Arts centre in Poole, Dorset, England

Lighthouse is an arts centre in Poole, Dorset, England. According to Arts Council England it is the largest arts centre in the United Kingdom outside London.

It has a 669-seat theatre, a 1,500 seat concert hall, a 130-seat studio, a 103-seat cinema, a large gallery for photography and art, a restaurant and four function rooms. The concert hall is home to the Bournemouth Symphony Orchestra.

The Lighthouse is opposite Poole Bus Station and the Dolphin Shopping Centre.

==History, development and funding==
The Poole Arts Centre (Towngate Theatre, Wessex Hall and Ashley Cinema) opened in April 1978 to serve the South East Dorset conurbation. The venue closed in May 2002 for an £8.5 million radical refurbishment and overhaul. This was paid for by Arts Council Lottery Awards, the Borough of Poole and through private donations. It reopened as Lighthouse, Poole's Centre for the Arts in October 2002. The refurbishment added new extensive facilities including a modern cinema, expanded concert hall and photography labs. Other additions included expanded customer facilities and a new restaurant.

Lighthouse receives additional funding from Arts Council England. In 2005/06 £230,000; in 2006/07 they received £330,000; in 2007/08 they were to receive a total of £339,080. Lighthouse is currently owned by the Poole Arts Trust Ltd.
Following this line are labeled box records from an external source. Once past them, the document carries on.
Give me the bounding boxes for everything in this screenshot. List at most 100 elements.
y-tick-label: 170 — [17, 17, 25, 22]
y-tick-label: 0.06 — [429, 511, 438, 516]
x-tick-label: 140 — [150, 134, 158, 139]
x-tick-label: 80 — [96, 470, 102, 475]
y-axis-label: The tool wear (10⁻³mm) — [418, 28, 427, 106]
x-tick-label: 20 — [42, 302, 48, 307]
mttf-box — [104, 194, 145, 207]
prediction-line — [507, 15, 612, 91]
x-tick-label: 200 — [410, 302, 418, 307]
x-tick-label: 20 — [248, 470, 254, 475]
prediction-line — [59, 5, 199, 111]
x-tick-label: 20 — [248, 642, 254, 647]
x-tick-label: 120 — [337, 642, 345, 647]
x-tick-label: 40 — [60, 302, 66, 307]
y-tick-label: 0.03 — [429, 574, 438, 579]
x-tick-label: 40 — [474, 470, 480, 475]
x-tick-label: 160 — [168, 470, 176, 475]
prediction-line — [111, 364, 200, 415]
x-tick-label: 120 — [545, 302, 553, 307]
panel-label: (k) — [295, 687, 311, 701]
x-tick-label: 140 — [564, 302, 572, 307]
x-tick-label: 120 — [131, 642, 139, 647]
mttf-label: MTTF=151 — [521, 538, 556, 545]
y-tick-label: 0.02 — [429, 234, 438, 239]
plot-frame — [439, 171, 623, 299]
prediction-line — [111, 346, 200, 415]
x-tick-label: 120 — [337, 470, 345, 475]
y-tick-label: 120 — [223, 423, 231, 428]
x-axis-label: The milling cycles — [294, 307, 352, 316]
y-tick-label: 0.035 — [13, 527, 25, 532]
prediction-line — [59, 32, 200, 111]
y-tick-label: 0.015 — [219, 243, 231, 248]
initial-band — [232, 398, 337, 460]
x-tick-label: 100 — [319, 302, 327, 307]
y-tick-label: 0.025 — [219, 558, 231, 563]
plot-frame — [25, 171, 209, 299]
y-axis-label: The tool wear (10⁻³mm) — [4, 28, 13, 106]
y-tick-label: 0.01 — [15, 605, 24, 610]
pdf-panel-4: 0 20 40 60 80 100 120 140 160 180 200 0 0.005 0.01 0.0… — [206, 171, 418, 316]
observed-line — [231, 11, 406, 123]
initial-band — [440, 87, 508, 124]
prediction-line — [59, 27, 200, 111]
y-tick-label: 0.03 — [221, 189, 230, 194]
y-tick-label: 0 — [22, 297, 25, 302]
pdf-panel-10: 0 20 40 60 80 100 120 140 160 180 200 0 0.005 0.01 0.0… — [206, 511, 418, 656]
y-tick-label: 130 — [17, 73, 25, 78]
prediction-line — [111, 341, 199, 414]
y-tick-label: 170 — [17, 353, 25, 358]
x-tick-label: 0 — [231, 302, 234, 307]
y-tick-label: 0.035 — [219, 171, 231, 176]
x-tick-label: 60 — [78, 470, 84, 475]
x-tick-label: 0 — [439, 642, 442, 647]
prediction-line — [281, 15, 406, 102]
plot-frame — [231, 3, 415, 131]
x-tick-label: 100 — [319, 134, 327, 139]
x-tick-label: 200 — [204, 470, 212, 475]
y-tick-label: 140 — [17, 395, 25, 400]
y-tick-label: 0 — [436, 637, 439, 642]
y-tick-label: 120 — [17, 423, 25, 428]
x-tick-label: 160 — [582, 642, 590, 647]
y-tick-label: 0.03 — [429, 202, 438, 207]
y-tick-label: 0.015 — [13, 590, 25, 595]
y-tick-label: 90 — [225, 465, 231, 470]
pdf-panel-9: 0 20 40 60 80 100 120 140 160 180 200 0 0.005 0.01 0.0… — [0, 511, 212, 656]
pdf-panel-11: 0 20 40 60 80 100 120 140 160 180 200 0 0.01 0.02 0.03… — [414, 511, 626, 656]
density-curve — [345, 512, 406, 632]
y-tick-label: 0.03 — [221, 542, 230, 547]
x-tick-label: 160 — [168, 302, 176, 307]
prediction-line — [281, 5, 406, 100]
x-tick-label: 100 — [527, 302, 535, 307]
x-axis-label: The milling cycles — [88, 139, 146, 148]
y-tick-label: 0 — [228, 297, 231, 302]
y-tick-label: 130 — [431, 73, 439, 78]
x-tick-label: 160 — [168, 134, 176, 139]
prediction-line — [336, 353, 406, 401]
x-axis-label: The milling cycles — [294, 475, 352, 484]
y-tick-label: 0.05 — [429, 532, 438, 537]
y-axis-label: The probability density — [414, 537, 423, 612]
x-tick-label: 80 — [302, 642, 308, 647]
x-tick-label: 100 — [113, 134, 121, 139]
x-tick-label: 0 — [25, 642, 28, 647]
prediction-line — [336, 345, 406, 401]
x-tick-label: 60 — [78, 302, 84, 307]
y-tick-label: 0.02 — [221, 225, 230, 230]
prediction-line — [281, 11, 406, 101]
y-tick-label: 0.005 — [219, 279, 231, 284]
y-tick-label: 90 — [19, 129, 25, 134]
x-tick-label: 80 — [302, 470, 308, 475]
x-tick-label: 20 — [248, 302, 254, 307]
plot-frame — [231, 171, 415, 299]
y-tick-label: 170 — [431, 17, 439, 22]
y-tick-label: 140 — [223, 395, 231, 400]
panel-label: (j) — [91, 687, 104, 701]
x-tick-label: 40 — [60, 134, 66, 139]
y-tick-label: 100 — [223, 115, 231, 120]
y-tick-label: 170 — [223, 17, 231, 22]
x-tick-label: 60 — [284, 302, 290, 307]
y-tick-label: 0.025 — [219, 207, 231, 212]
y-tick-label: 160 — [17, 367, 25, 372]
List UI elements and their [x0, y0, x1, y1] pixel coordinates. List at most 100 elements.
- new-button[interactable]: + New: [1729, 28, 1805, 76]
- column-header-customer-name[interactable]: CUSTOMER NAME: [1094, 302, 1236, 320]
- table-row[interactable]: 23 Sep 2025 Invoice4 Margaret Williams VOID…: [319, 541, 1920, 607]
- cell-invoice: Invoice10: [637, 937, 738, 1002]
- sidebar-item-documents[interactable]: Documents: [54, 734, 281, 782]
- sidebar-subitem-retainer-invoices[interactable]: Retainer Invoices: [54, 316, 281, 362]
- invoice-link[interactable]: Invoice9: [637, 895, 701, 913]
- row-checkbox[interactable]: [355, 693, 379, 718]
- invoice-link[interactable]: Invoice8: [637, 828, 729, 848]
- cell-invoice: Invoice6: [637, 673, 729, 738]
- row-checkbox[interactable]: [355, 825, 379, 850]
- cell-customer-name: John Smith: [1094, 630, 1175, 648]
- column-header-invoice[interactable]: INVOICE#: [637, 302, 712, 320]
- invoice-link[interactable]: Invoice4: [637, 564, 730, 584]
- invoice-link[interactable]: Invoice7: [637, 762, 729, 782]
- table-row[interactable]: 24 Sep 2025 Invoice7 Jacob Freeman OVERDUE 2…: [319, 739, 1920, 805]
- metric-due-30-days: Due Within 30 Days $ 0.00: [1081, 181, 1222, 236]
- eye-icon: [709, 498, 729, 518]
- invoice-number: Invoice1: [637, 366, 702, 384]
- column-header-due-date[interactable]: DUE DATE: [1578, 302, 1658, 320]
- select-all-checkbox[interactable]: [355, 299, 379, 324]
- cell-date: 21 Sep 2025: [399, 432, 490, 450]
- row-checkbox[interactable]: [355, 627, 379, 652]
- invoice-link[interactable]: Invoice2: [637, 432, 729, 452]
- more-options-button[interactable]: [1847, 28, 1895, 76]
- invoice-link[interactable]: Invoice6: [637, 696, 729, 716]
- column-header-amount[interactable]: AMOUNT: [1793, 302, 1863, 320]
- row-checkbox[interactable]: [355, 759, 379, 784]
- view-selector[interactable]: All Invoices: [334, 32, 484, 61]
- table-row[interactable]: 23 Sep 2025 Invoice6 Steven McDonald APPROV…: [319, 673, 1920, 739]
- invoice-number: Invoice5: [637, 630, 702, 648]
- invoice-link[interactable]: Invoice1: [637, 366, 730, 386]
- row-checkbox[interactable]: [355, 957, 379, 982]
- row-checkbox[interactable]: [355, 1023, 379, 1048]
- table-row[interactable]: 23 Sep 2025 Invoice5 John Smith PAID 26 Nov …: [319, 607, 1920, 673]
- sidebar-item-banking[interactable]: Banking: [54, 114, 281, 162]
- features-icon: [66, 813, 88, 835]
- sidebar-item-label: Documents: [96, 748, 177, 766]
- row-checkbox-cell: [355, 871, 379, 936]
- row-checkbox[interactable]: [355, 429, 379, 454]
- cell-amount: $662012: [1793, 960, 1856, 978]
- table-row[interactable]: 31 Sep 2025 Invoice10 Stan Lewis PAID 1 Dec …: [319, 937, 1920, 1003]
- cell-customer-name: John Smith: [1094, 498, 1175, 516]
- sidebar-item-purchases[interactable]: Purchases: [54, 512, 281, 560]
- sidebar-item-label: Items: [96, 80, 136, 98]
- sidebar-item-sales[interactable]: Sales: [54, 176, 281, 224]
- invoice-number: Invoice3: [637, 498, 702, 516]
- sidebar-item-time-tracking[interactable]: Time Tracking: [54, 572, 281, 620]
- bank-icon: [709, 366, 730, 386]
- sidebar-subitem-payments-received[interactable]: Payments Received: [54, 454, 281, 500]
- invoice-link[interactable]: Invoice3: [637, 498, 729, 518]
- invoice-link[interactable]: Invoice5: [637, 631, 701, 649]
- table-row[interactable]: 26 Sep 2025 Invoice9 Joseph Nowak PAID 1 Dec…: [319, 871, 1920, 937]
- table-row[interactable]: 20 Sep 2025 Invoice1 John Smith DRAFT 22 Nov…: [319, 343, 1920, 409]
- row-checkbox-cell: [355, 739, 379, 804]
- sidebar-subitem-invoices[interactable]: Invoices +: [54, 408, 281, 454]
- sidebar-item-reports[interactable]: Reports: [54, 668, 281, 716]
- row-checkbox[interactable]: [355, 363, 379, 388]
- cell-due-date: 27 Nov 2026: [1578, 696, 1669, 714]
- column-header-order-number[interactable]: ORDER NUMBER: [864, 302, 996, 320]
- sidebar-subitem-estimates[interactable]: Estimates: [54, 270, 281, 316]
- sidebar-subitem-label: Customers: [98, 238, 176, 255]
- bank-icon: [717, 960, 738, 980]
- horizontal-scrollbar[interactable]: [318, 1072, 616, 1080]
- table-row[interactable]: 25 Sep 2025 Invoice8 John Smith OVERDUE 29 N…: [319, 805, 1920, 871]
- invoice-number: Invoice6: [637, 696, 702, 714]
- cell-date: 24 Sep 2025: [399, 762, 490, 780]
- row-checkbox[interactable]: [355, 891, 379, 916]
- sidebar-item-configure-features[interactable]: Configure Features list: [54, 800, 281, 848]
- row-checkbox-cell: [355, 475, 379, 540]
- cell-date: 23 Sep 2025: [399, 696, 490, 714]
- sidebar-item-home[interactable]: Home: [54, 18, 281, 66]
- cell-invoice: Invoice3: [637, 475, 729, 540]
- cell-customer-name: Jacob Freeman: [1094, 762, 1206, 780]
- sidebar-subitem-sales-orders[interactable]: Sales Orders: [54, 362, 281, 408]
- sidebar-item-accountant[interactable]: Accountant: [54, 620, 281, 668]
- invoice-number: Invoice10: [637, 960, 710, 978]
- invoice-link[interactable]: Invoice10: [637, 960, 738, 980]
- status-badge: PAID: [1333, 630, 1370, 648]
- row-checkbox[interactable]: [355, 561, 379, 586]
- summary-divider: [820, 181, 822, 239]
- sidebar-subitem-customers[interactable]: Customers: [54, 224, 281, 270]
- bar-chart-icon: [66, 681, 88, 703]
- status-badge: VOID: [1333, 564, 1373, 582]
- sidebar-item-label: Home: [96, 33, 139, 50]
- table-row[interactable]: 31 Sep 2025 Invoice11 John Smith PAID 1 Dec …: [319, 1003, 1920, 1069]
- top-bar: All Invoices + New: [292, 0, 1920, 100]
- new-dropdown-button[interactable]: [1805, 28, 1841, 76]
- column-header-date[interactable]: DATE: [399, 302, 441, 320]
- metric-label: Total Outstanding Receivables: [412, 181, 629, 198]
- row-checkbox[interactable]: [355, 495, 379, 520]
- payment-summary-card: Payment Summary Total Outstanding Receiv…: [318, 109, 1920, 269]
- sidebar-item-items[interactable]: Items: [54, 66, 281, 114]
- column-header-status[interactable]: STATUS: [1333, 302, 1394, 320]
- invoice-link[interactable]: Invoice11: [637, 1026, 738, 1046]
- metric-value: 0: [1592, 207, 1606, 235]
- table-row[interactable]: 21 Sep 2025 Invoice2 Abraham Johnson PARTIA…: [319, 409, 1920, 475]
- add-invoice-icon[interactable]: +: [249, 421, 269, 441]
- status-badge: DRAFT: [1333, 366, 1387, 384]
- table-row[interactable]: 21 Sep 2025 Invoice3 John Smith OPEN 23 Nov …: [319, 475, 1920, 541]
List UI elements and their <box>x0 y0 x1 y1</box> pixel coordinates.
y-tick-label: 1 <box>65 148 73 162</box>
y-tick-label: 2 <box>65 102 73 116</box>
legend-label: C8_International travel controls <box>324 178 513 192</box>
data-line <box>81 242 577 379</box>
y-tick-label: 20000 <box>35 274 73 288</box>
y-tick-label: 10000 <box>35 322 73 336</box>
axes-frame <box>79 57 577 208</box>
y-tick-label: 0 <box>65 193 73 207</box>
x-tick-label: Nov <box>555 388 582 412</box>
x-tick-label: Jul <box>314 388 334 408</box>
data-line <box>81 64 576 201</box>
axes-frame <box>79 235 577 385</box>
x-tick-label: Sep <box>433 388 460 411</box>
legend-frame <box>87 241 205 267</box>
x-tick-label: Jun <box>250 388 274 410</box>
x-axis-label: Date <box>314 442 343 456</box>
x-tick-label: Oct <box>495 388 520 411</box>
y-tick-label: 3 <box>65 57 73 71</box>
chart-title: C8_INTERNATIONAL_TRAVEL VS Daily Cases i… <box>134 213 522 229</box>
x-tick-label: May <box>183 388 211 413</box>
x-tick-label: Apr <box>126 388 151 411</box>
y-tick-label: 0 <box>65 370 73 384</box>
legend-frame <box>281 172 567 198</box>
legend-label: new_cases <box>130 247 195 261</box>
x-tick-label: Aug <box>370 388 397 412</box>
==Programming and types of shows==
Lighthouse provides a wide-ranging programme, including:

===Theatre===
- Mid-scale musical tours (such as Fame and Blood Brothers)
- Opera (annually from English Touring Opera)
- Dance (both contemporary and classical)
- Ballet
- Plays (ranging from classics such as Romeo and Juliet, An Inspector Calls to more modern day 'kitchen sink dramas')
- Pantomime (Cinderella for 2006/7 starring Bobby Crush, Peter Duncan & Brian Cant)
- Comedy

===Concert hall===
- Weekly performances on Wednesday nights from the Bournemouth Symphony Orchestra
- Regular performances from the Wessex Youth Orchestra
- World music
- Bands and artists have included: Kiss, The Fall, The Damned, David Essex, The Who, Ultravox, The Clash, Kate Bush, The Smiths, Oasis, Public Image Ltd, Tina Turner, Kings of Leon, U2, Bryan Ferry, The Wonder Stuff, Blondie, Paul Weller, The Teardrop Explodes, King Crimson, New Order, Siouxsie and the Banshees, Page & Plant, East 17, Wham!, The Cult, Rufus Wainwright, Kirsty MacColl, The Stranglers, Ozzy Osbourne, Doves, Ian Brown, The Style Council, Fun Loving Criminals, Lulu, G4, Tears For Fears, Madness, Boomtown Rats, Adam Faith, Squeeze, ELO, The Jam, The Jackson Five

===Studio===
- Small scale children's theatre
- Small scale adult theatre

===Cinema===
Eclectic mix of world cinema, and recent releases normally presented 4–8 weeks after general release.